Key takeaways from Arab League ‘unification’ summit

The summit was the first to be held since the Covid-19 outbreak.

Leaders and diplomats from the Arab League met in Algeria on Tuesday for the first time in three years to discuss issues concerning the region.

Qatar’s Amir Sheikh Tamim bin Hamad Al Thani was the only leader from the Gulf to attend the regional summit, where he met several Arab presidents and officials. UN Secretary-General Antonio Guterres was also in attendance as a guest of honour.

Described as ‘the summit of unification’ by Algeria’s President Abdelmadjid Tebboune, the high-profile summit coincided with the anniversary of the Algerian War of Independence against French colonialism.

During his opening speech, President Tebboune highlighted the “central and primary” Palestinian cause. The Algerian leader called on the UN to grant Palestine a full membership at the intergovernmental organisation, echoing previous demands by the Arab League.

Palestine was only granted the status of a “non-member observer state” at the international organisation in 2012 under a resolution adopted by the General Assembly.

Meanwhile, Israel, which has continued to occupy Palestine for decades, enjoys full membership at the UN after receiving its membership in 1949. 

This was a year after the start of the Nakba, or catastrophe, in which Israel forcibly displaced and killed Palestinians.

“The Palestinian question is the mother of all questions,” Tebboune said while slamming the Zionist regime’s “aggression against Palestinians”.

The Algerian president also called for the unity of all Palestinian factions, saying it is “the only way out of the impasse” in Palestine. 

Last month, Algerian mediation resulted in the signing of the Algeria Declaration between various Palestinian rival factions following a long stalemate in negotiations.

The latest Arab summit is the first to take place since the signing of the US-brokered Abraham Accords in 2020 between Israel and various regional states. 

The United Arab Emirates and Bahrain were the only Gulf nations to sign the controversial accord.

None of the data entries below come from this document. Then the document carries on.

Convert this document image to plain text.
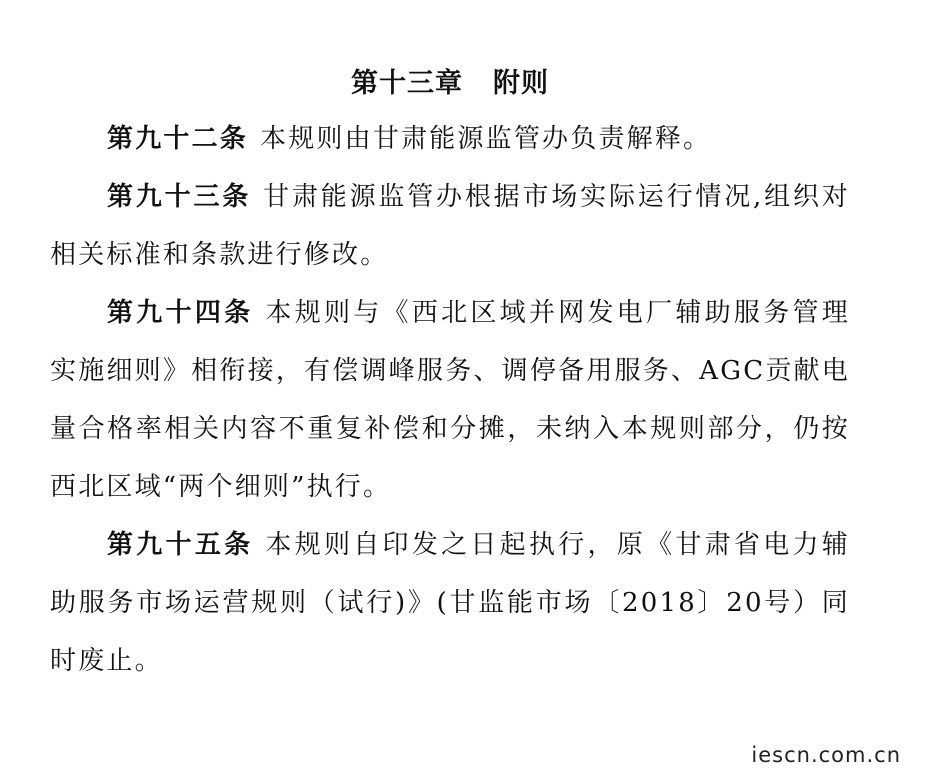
第十三章 附则

第九十二条 本规则由甘肃能源监管办负责解释。

第九十三条 甘肃能源监管办根据市场实际运行情况,组织对相关标准和条款进行修改。

第九十四条 本规则与《西北区域并网发电厂辅助服务管理实施细则》相衔接，有偿调峰服务、调停备用服务、AGC贡献电量合格率相关内容不重复补偿和分摊，未纳入本规则部分，仍按西北区域“两个细则”执行。

第九十五条 本规则自印发之日起执行，原《甘肃省电力辅助服务市场运营规则（试行)》(甘监能市场〔2018〕20号）同时废止。

iescn.com.cn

Morocco and Sudan later normalised with Israel, just months after the signing of the deal.

Qatar and Algeria both see eye-to-eye in the Palestinian cause, both staunchly refusing to normalise with the occupying state.

However, the two countries’ positions regarding Syria’s Bashar Al-Assad regime vary.

Leading up to the summit, Algeria has attempted to reinstate the Syrian regime’s membership to the Arab League following its suspension in 2011. 

The decision came during the Arab Spring, when Assad launched a violent crackdown on peaceful protestors, plunging the country into a deadly war.

On the other hand, Qatar has repeatedly expressed its refusal to normalise with the Assad regime and opposed its return to the bloc.

In September, Sheikh Tamim told French outlet Le Point that the reasons that led to the suspension of Syria’s Arab League membership in the first place still remain as issues more than a decade on.


As the war between Russia and Ukraine continues, the Algerian president highlighted the crisis triggered by the latest geopolitical tensions. 

The war has impacted countries in the region that relied heavily on Ukrainian and Russian exports of wheat, with Egypt and Lebanon among the nations that suffered the most.

The Arab League’s Secretary General Ahmed Aboul Gheit called for a strategy to address the food crisis. 

Echoing similar sentiments, Gutteres said the UN is working on “extending Black Sea Grain Initiative” and leading initiatives to mitigate the crisis.

In July, Turkey brokered a grain export agreement between Russia and Ukraine following negotiations between the rival countries. Qatar had previously praised the agreement as well as Turkey’s role, describing it as “a step in the right direction” to address global food shortages.

The war also triggered a global energy crisis as global economies were beginning to recover from the consequences of the Covid-19 outbreak, which had disrupted global markets in 2020.

As a key producer and exporter of liquified natural gas, Qatar has called for the need to resolve the crisis while offering to support its international partners in times of need.

Last month, Qatar’s amir said that the expansion of the country’s mega gas field “will have a significant impact on mitigating the repercussions” of the current energy crisis “in the short and medium terms.”